Use Queue inside your game with a built-in replay system and share a live URL.

Masud and JP saw an opportunity for a product that was designed for the eSports industry. Their minimum viable product included a video player that was buggy, but it validated the need for video replay collaboration. When the co-founders were at Y Combinator’s Startup School in 2019, they met David A. Smith from Croquet, who was building a live collaboration system for multiuser digital experiences, that allows multiple users to work or play together within a single shared distributed environment. With little effort, Masud and JP integrated Croquet into Queue, and gamers and their coaches could now effortlessly collaborate on video replays in real time.

Masud and JP had a few ideas on which industries they would focus their product on, and they decided to focus on eSports. “eSports gamers have a reputation for giving brutal feedback, and that meant that our users would tell us what we needed to hear to iterate the product quickly and make it better, plus they were always on Discord, so it was easy to reach them,” he said to me on a call. That decision paid off, and Queue has grown from 700 users in April of last year, to 30,000 users today.

Everything is real time and your friends can view your screen share online without downloading Queue. Hit share and then share your link.

“We’re like Figma for videos,” Masud tells me. Figma is the popular collaborative interface design tool, and eSports was not the only industry Queue would grow in. Indeed, Masud would be surprised when he saw that some of his users were from places like the army and surveillance companies.

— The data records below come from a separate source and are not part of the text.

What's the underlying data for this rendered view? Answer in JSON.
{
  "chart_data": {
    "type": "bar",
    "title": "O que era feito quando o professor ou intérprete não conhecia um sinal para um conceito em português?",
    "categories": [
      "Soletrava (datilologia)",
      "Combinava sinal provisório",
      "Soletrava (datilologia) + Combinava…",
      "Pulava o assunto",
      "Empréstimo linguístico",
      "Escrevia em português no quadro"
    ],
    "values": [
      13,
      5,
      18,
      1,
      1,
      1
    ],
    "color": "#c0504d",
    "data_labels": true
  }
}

Queue had many possibilities to grow in any industry where collaborative work on videos was needed.

Masud and JP were just getting started, and were able to successfully build live collaboration into Queue by using Croquet. Queue was a live collaboration tool, a communication tool, a management tool, a coaching tool, a strategy tool, and so much more. I wondered what product features and industries they would work on next.